Bu toprakların, Anadolu’nun çocukları olarak, vatan ve milletimiz için can vermeyi cana minnet bilen, Mehmetçiğimizin ayağına taş değmesin diye can vermeyi göze alan insanlarız. Kemalizm ve laiklik maskesi takmış bir zihniyet, bize yıllarca zulmetti ve bizi “terörist-devlet düşmanı” diye yaftaladı. Niye? İnancımıza uygun yaşayalım, vatanımız bağımsız, güçlü ve tarihi misyonuna uygun olsun dedik diye. Peki bize bu zulümleri yapan ve “devlet düşmanı –terörist” yaftası vuran zihniyet şimdi nerede, kimin yanında, kimlere destek veriyor? İyi bakın, iyi değerlendirin!

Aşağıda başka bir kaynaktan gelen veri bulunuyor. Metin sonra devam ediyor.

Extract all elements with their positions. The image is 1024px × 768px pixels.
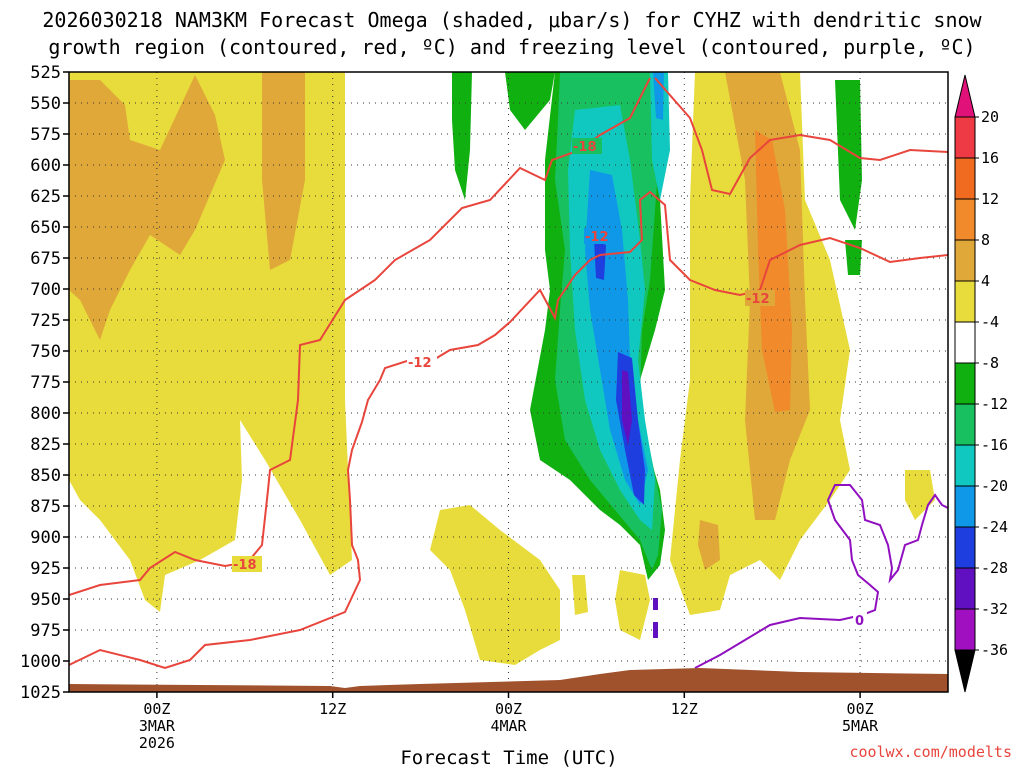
- colorbar-segment: [954, 444, 976, 487]
- y-tick-label: 525: [30, 63, 61, 83]
- omega-region-8-mid: [262, 72, 305, 270]
- y-tick-label: 550: [30, 94, 61, 114]
- colorbar-label: -4: [981, 313, 999, 331]
- y-tick-label: 700: [30, 280, 61, 300]
- purple-contours: [694, 484, 948, 669]
- omega-region-8-late-small: [698, 520, 720, 570]
- terrain-surface: [69, 668, 948, 692]
- omega-region-12-late: [755, 130, 792, 412]
- omega-region-8-west: [69, 75, 225, 340]
- colorbar-label: 8: [981, 231, 990, 249]
- y-tick-label: 800: [30, 404, 61, 424]
- colorbar-label: -24: [981, 518, 1008, 536]
- colorbar-label: -32: [981, 600, 1008, 618]
- omega-region-neg4: [452, 72, 862, 580]
- y-tick-label: 825: [30, 435, 61, 455]
- x-tick-label: 5MAR: [842, 717, 879, 735]
- y-tick-label: 1025: [20, 683, 61, 703]
- colorbar-label: 12: [981, 190, 999, 208]
- colorbar-label: -36: [981, 641, 1008, 659]
- colorbar-segment: [954, 403, 976, 446]
- omega-region-neg16: [585, 72, 664, 505]
- x-tick-label: 00Z: [143, 700, 170, 718]
- contour-label-2: -12: [585, 230, 609, 245]
- omega-region-neg20: [594, 240, 645, 505]
- x-tick-label: 2026: [139, 734, 175, 752]
- y-tick-label: 650: [30, 218, 61, 238]
- contour-label-1: -18: [573, 140, 597, 155]
- colorbar-segment: [954, 157, 976, 200]
- y-tick-label: 600: [30, 156, 61, 176]
- colorbar-label: -16: [981, 436, 1008, 454]
- colorbar-label: -20: [981, 477, 1008, 495]
- colorbar-top-triangle: [954, 74, 976, 118]
- x-tick-label: 00Z: [495, 700, 522, 718]
- colorbar-segment: [954, 239, 976, 282]
- y-tick-label: 675: [30, 249, 61, 269]
- y-tick-label: 625: [30, 187, 61, 207]
- x-tick-label: 4MAR: [490, 717, 527, 735]
- contour-minus18-upper: [69, 77, 651, 596]
- x-tick-label: 12Z: [319, 700, 346, 718]
- omega-region-pos-small1: [615, 570, 650, 640]
- colorbar-label: -28: [981, 559, 1008, 577]
- x-axis-label: Forecast Time (UTC): [400, 747, 617, 768]
- y-tick-label: 950: [30, 590, 61, 610]
- colorbar-label: 4: [981, 272, 990, 290]
- colorbar-label: 20: [981, 108, 999, 126]
- y-tick-label: 875: [30, 497, 61, 517]
- contour-minus12-band: [69, 190, 948, 670]
- credit-text: coolwx.com/modelts: [849, 743, 1012, 761]
- y-tick-label: 925: [30, 559, 61, 579]
- colorbar-segment: [954, 321, 976, 364]
- y-tick-label: 900: [30, 528, 61, 548]
- colorbar-segment: [954, 485, 976, 528]
- omega-region-pos-small2: [572, 575, 588, 615]
- colorbar-segment: [954, 362, 976, 405]
- chart-title-line2: growth region (contoured, red, ºC) and f…: [48, 35, 975, 59]
- colorbar-segment: [954, 526, 976, 569]
- contour-label-purple: 0: [855, 614, 864, 629]
- colorbar-segment: [954, 116, 976, 159]
- colorbar-label: -12: [981, 395, 1008, 413]
- omega-region-neg24: [622, 370, 658, 638]
- y-axis: 525 550 575 600 625 650 675 700 725 750 775 800 825 8…: [20, 63, 69, 703]
- x-tick-label: 12Z: [671, 700, 698, 718]
- colorbar-segment: [954, 198, 976, 241]
- contour-freezing-level: [694, 484, 948, 669]
- colorbar-bottom-triangle: [954, 649, 976, 693]
- y-tick-label: 750: [30, 342, 61, 362]
- colorbar-segment: [954, 608, 976, 651]
- grid-lines: [69, 72, 948, 692]
- contour-label-3: -12: [746, 292, 770, 307]
- x-tick-label: 3MAR: [139, 717, 176, 735]
- colorbar-label: 16: [981, 149, 999, 167]
- chart-title-line1: 2026030218 NAM3KM Forecast Omega (shaded…: [42, 8, 982, 32]
- colorbar-label: -8: [981, 354, 999, 372]
- contour-minus18-late: [654, 77, 948, 196]
- contour-label-5: -18: [233, 558, 257, 573]
- y-tick-label: 775: [30, 373, 61, 393]
- x-tick-label: 00Z: [847, 700, 874, 718]
- contour-labels: -18 -12 -12 -12 -18 0: [232, 138, 867, 629]
- y-tick-label: 725: [30, 311, 61, 331]
- y-tick-label: 850: [30, 466, 61, 486]
- omega-shading: [69, 72, 935, 665]
- contour-label-4: -12: [408, 356, 432, 371]
- y-tick-label: 1000: [20, 652, 61, 672]
- y-tick-label: 575: [30, 125, 61, 145]
- colorbar-segment: [954, 280, 976, 323]
- red-contours: [69, 77, 948, 670]
- omega-region-pos-mid: [430, 505, 560, 665]
- y-tick-label: 975: [30, 621, 61, 641]
- colorbar-segment: [954, 567, 976, 610]
- colorbar: 20 16 12 8 4 -4 -8 -12 -16 -20 -24 -28 -32 -36: [954, 74, 1008, 693]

Hazin olan bize “devlet düşmanı” yaftası vuran zihniyeti savunanlar, şimdi açık bir savaştayken ülkemizin gizli operasyonlarını ifşa edebiliyor, bizi Batı’ya şikayet edip yaptırım uygulamalarını talep ediyor, askerimize kurşun sıkanlarla ittifak yapabiliyorlar. Sonra da karşımıza geçip bize “siz teröristsiniz- sabıkalı devlet düşmanısınız “ diyebiliyorlar. Onlar devletçi oluyor, bu vatan için pazarlıksız can vermeyi göze almış bizler “devlet düşmanı !”

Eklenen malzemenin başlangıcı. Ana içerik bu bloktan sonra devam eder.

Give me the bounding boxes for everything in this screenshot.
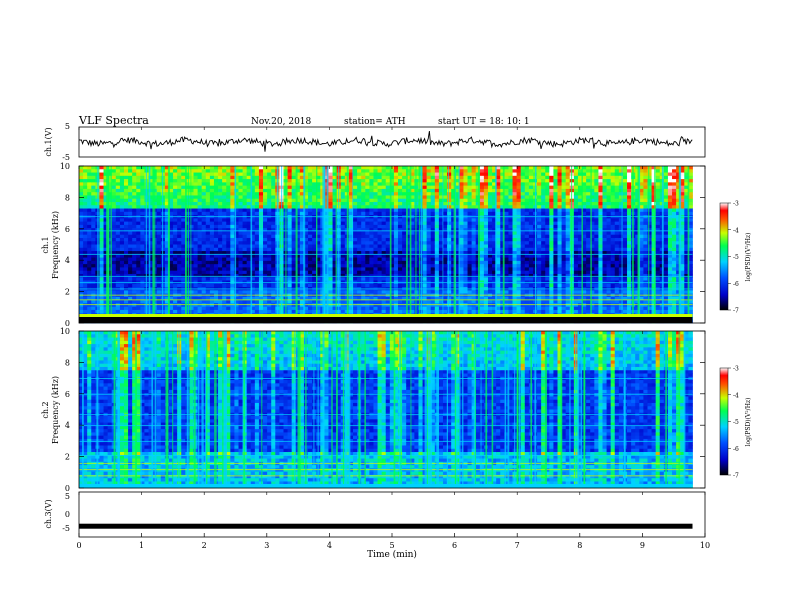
ch2-spec-ytick-8: 8 <box>65 358 70 367</box>
ch1-spec-ytick-8: 8 <box>65 193 70 202</box>
ch1-spec-ylabel-frequency: Frequency (kHz) <box>51 211 60 279</box>
ch1-spectrogram-image <box>79 166 705 324</box>
ch3-wave-ytick-5: 5 <box>65 492 70 501</box>
time-tick-6: 6 <box>452 541 457 550</box>
ch2-colorbar-tick--7: -7 <box>733 473 739 480</box>
time-tick-8: 8 <box>577 541 582 550</box>
ch2-colorbar-tick--3: -3 <box>733 366 739 373</box>
time-tick-10: 10 <box>700 541 710 550</box>
ch2-spec-ylabel-frequency: Frequency (kHz) <box>51 376 60 444</box>
time-tick-4: 4 <box>327 541 332 550</box>
ch1-spec-ylabel-channel: ch.1 <box>41 236 50 253</box>
figure-title: VLF Spectra <box>78 114 149 127</box>
ch1-spec-ytick-10: 10 <box>60 162 70 171</box>
time-tick-9: 9 <box>640 541 645 550</box>
time-axis: 0 1 2 3 4 5 6 7 8 9 10 <box>76 127 710 550</box>
ch2-colorbar-label: log(PSD)(V²/Hz) <box>745 398 752 447</box>
ch1-wave-line <box>78 131 693 152</box>
ch1-spec-ytick-4: 4 <box>65 256 70 265</box>
time-axis-label: Time (min) <box>367 549 417 560</box>
ch2-spec-ytick-4: 4 <box>65 421 70 430</box>
ch3-waveform-panel: 5 0 -5 ch.3(V) <box>44 491 706 538</box>
ch1-colorbar <box>719 202 729 311</box>
ch1-colorbar-label: log(PSD)(V²/Hz) <box>745 233 752 282</box>
time-tick-5: 5 <box>389 541 394 550</box>
ch2-spec-ytick-2: 2 <box>65 453 70 462</box>
ch2-spec-ytick-10: 10 <box>60 327 70 336</box>
station-label: station= ATH <box>344 117 406 127</box>
start-time-label: start UT = 18: 10: 1 <box>438 117 530 127</box>
ch1-colorbar-tick--4: -4 <box>733 227 739 234</box>
date-label: Nov.20, 2018 <box>251 117 312 127</box>
ch2-spec-ylabel-channel: ch.2 <box>41 401 50 418</box>
time-tick-7: 7 <box>515 541 520 550</box>
ch3-wave-ytick-neg5: -5 <box>62 524 70 533</box>
ch2-spec-ytick-6: 6 <box>65 390 70 399</box>
ch2-colorbar-tick--5: -5 <box>733 419 739 426</box>
ch1-colorbar-tick--3: -3 <box>733 201 739 208</box>
ch3-wave-ylabel: ch.3(V) <box>44 499 53 528</box>
ch1-spec-ytick-0: 0 <box>65 319 70 328</box>
ch1-waveform-panel: 5 -5 ch.1(V) <box>44 122 706 162</box>
ch1-colorbar-tick--6: -6 <box>733 281 739 288</box>
ch1-colorbar-tick--7: -7 <box>733 308 739 315</box>
ch2-colorbar-tick--4: -4 <box>733 392 739 399</box>
time-tick-3: 3 <box>264 541 269 550</box>
ch1-wave-ytick-5: 5 <box>65 122 70 131</box>
time-tick-2: 2 <box>202 541 207 550</box>
time-tick-1: 1 <box>139 541 144 550</box>
ch1-spec-ytick-6: 6 <box>65 225 70 234</box>
ch1-colorbar-tick--5: -5 <box>733 254 739 261</box>
ch2-spectrogram-image <box>79 331 705 489</box>
ch1-wave-ytick-neg5: -5 <box>62 153 70 162</box>
ch3-wave-line <box>79 523 693 529</box>
ch3-wave-frame <box>78 491 706 538</box>
ch3-wave-ytick-0: 0 <box>65 510 70 519</box>
ch2-colorbar-tick--6: -6 <box>733 446 739 453</box>
ch2-spec-ytick-0: 0 <box>65 484 70 493</box>
ch1-wave-ylabel: ch.1(V) <box>44 127 53 156</box>
time-tick-0: 0 <box>76 541 81 550</box>
ch1-spec-ytick-2: 2 <box>65 288 70 297</box>
ch2-colorbar <box>719 367 729 476</box>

“Türkiye İran ile savaşsa İran safında yer alırım, Türkiye Esed ile savaşsa Esed’i desteklerim” diyen, İrancı, Rusçu veya Batıcı zihniyet, savaş halindeyken bile resmen algı operasyonu çekmeye çalışırken buna bir şey yapamamak acziyeti getirir. Şehit olan 36 yiğidimiz için “Askerimiz ne uğruna öldü” diye manşet atan, “savaşa hayır” mavalı okuyarak güya askerimizi düşünüyor muş gibi algı oluşturan zihniyet, sadece hendek teröründe PKK tarafında şehit edilen güvenlik personeli sayımızın 793 olduğunu ve sivillerle beraber 1107 şehidimiz olduğunu bilmiyor mu? Biliyor tabi ki! Bunu bile bile PKK ile ittifak kurabiliyorlar.
Güvenlik algısı, tehdit değerlendirmesi değişmeli artık. Dost –düşman tanımı tekrar yapılmalı. Bu vatan için pazarlıksız ölümü göze alan Anadolu insanı ile vatan düşmanlarıyla kol kola gezenler aynı kefeye konulmamalı. Bu, bugün ve geleceğimiz için hayati öneme sahip. İş işten geçmeden yapılmalı.